The management of time as a resource is central: the firm, as a service business, must continue to evolve through continuous improvement. The orientation towards competition requires the acceptance of modern management methods, even if the collegial cooperation is lived differently than in companies, simply because there are more co-owners. Standardization and increasing the efficiency of the firm, also by reorganizing the secretariat, must become the rule.
Acceptance of the business model of a medium-sized law firm also requires that responsibility for staff workload lies with the partners, not with inexperienced newcomers to the profession. Partners must provide leadership and make decisions so the firm must pay competitive salaries. Implementing metrics with the help of the right law firm software becomes a survival strategy.
Acceptance of the law firm as an information-processing service provider requires the introduction of powerful software as well as the digital file, and the retention and standardization of knowledge is central to speed and proximity to the market. This also means better support of workflows not only in forensics, but also and especially in the consulting area, starting with sample management and ending with the introduction of modern means of communication we SMS, Slack etc. i.e. modern tools of communication, which nevertheless must be partially documented in the manual file.
Specialization is a prerequisite for efficiency, no longer a goal as such. Specialization in legal issues is no longer sufficient, but industry specialization is increasingly necessary in order to be able to quickly connect to the client world.

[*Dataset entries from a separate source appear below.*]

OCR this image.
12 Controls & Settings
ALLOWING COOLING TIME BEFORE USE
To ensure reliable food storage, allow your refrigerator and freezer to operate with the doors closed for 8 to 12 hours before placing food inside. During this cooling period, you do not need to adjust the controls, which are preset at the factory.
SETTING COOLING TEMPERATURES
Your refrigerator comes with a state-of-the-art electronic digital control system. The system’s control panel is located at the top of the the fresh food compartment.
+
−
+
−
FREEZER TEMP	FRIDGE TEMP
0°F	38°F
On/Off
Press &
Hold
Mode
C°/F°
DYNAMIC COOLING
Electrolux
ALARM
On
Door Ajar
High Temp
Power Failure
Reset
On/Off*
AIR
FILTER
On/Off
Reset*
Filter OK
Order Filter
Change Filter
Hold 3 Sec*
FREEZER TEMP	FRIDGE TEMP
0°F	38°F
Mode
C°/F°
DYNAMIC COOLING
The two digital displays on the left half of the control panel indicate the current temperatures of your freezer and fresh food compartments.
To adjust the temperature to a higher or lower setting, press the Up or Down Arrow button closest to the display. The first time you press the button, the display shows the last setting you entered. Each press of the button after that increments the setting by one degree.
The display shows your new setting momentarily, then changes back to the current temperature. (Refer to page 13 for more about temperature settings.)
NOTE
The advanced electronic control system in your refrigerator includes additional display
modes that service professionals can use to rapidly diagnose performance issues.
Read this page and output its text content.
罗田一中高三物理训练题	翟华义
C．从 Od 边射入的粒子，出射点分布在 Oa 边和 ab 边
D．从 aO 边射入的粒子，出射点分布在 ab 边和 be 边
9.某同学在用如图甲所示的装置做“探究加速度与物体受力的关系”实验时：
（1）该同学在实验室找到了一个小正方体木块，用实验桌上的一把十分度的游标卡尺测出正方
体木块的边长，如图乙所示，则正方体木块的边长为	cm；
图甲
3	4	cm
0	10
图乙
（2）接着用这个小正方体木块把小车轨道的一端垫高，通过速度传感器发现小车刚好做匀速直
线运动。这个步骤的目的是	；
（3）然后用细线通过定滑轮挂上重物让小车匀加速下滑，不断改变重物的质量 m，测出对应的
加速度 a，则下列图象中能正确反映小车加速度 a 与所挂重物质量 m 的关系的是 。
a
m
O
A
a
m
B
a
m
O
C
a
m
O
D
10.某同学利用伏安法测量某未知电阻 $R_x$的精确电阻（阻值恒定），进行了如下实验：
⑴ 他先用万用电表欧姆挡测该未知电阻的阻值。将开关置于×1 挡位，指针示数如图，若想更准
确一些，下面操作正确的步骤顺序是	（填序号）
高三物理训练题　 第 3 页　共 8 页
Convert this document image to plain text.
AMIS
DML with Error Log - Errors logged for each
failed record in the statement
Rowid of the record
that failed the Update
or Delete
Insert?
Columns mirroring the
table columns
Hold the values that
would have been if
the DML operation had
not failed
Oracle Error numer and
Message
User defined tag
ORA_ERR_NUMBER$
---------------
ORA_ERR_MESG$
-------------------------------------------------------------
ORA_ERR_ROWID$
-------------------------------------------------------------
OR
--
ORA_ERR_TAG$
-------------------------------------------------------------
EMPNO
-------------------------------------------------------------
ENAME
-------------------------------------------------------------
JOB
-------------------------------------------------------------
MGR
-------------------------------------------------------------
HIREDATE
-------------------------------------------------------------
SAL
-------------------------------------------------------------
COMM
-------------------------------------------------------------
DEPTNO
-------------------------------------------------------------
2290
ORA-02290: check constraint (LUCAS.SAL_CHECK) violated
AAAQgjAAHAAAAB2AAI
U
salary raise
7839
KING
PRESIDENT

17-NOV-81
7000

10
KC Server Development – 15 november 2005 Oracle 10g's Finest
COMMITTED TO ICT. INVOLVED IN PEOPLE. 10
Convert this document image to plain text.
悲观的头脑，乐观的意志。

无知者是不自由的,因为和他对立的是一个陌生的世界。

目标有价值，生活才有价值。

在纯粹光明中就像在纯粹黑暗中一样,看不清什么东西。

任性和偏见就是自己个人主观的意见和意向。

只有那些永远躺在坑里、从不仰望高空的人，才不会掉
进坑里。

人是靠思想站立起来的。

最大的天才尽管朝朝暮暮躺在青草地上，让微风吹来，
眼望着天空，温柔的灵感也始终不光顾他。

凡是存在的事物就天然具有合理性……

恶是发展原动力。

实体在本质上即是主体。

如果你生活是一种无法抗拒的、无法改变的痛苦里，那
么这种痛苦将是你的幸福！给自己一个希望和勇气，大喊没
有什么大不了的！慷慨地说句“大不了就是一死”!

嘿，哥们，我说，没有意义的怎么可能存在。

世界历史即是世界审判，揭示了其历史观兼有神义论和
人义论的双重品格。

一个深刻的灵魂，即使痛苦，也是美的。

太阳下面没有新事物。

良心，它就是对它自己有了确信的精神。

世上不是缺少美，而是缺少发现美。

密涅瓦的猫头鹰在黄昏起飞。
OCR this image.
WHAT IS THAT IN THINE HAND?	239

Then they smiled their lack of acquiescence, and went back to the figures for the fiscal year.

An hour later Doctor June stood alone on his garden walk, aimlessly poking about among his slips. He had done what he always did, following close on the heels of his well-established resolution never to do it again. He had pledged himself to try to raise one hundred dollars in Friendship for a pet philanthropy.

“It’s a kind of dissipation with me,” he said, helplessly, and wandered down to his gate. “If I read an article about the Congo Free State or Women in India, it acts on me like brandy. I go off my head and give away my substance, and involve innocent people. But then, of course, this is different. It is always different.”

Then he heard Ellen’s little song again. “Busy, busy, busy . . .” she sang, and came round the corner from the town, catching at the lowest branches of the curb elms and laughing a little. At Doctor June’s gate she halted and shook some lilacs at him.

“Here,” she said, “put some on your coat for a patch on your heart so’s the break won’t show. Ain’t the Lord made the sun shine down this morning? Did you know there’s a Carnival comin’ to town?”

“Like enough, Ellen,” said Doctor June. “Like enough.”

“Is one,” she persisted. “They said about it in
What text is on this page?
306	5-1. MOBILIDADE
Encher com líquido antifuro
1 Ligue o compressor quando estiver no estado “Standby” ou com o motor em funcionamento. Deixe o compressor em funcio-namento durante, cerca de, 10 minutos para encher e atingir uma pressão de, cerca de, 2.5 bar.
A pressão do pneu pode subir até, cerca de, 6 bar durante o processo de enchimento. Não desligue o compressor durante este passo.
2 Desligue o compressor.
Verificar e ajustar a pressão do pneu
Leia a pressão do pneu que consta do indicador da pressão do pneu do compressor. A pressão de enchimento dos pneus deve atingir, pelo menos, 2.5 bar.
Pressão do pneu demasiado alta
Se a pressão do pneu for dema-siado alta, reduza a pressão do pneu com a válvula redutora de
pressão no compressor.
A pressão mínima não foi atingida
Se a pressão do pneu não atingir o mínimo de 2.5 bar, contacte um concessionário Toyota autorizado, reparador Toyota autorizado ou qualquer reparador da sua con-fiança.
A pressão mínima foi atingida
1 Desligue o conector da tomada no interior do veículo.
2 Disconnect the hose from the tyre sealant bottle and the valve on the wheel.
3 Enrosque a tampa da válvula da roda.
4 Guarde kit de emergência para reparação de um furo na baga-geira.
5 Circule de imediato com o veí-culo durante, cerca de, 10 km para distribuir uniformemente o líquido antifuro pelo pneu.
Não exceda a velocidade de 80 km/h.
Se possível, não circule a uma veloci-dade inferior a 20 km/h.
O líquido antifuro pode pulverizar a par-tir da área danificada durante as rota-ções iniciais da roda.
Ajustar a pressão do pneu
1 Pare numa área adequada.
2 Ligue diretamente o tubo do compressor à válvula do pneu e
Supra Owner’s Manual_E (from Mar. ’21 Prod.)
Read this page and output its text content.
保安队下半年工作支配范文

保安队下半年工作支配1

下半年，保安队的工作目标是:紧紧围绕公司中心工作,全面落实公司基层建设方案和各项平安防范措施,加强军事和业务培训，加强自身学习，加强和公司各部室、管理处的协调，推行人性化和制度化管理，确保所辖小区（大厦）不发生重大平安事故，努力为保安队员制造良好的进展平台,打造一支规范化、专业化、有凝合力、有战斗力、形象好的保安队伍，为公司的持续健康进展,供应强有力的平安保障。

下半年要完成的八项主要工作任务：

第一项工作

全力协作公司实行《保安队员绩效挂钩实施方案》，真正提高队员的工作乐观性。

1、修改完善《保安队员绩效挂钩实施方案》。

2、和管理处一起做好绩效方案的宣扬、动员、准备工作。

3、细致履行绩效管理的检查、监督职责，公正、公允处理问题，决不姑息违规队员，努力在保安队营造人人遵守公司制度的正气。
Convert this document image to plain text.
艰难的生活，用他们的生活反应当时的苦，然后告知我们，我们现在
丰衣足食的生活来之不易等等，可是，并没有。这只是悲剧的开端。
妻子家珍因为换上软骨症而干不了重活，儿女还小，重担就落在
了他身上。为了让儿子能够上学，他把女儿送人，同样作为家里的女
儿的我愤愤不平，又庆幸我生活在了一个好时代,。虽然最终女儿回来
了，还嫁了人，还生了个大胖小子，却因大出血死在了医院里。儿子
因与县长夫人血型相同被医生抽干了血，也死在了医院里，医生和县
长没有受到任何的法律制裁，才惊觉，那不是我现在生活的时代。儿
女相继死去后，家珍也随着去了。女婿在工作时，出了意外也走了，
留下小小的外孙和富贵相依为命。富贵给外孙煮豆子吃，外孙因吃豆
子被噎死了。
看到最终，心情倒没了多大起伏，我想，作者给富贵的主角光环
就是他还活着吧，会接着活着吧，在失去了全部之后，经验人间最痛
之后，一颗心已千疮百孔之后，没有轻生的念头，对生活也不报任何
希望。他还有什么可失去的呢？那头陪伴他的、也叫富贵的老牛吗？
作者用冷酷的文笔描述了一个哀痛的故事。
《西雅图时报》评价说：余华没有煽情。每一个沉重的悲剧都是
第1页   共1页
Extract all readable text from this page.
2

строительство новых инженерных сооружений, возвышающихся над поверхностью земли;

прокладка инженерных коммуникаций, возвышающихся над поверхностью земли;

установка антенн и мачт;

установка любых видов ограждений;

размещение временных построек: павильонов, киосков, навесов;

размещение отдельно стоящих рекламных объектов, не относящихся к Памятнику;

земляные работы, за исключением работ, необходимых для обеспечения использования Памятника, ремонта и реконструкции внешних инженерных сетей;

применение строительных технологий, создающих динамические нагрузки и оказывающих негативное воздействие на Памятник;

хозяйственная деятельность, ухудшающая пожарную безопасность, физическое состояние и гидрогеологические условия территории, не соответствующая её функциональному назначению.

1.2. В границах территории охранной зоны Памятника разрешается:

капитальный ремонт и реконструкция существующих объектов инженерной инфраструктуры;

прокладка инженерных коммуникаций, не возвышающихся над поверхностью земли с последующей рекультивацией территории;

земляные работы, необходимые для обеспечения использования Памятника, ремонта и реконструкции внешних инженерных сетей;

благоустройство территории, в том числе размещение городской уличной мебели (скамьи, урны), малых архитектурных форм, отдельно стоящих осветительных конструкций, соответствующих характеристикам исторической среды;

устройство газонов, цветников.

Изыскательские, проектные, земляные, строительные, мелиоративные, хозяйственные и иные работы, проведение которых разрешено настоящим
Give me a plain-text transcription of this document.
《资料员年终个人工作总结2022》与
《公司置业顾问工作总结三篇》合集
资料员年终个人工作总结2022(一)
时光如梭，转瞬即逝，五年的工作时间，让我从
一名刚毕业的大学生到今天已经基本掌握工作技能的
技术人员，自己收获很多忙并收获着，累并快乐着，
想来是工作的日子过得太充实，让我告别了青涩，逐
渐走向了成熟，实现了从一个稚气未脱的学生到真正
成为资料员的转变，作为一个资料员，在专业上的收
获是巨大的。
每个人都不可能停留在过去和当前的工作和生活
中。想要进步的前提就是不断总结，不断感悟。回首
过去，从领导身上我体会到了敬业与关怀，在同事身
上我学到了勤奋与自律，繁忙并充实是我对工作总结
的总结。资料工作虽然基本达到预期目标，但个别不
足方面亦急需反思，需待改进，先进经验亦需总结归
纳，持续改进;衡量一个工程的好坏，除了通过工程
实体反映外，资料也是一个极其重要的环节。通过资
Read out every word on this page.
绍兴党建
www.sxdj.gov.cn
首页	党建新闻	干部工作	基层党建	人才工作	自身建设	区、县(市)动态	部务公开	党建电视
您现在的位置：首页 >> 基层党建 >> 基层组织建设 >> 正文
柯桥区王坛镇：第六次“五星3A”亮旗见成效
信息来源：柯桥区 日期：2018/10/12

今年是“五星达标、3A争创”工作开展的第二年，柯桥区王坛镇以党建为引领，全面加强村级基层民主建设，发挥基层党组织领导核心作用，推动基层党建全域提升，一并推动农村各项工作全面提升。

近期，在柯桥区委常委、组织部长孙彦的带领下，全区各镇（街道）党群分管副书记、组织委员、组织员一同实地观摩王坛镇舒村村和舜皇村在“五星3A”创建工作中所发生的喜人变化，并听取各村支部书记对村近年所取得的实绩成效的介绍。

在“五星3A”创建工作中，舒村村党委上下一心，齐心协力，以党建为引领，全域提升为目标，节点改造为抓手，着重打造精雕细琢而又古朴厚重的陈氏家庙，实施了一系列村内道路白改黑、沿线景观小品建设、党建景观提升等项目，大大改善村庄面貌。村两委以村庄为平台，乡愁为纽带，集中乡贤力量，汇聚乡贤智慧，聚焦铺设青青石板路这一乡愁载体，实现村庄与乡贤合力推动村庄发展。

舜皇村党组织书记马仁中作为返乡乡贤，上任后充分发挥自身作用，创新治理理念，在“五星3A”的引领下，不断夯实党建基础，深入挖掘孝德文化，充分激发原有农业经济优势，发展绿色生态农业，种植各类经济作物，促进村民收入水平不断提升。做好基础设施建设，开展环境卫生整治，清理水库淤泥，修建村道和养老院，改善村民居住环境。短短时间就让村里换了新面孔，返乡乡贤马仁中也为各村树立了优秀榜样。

The freedom in the mandate is not affected by this – but of course in every organization there are always limitations to one’s own behavior and the necessity to take responsibility. Even young lawyers who are hired cannot be left without guidance; the requirements of productivity must be respected just as much as timely, appreciative feedback when mistakes are made. Ethical requirements for the behavior of attorneys must also be reflected and taken into account: i.e., resignations, requesting a VA when opposing counsel is absent from the appointment or not, etc. There used to be professional guidelines that formed the framework; these were abolished by the BVerG as inadmissible for lack of a legal basis, but there are still rules and requirements for the behavior of colleagues that cannot be derived from the law alone, even if the chambers shy away from dealing with them.
Ultimately, it is a matter of understanding even a medium-sized law firm as a business enterprise whose goal is to provide clients with qualitatively appropriate and correct legal advice in exchange for money, and thus to ensure the livelihood of all employees, including the partners, so that the firm also remains attractive to new employees. And in a constantly changing competitive landscape, that simply requires looking at the profitability of the firm.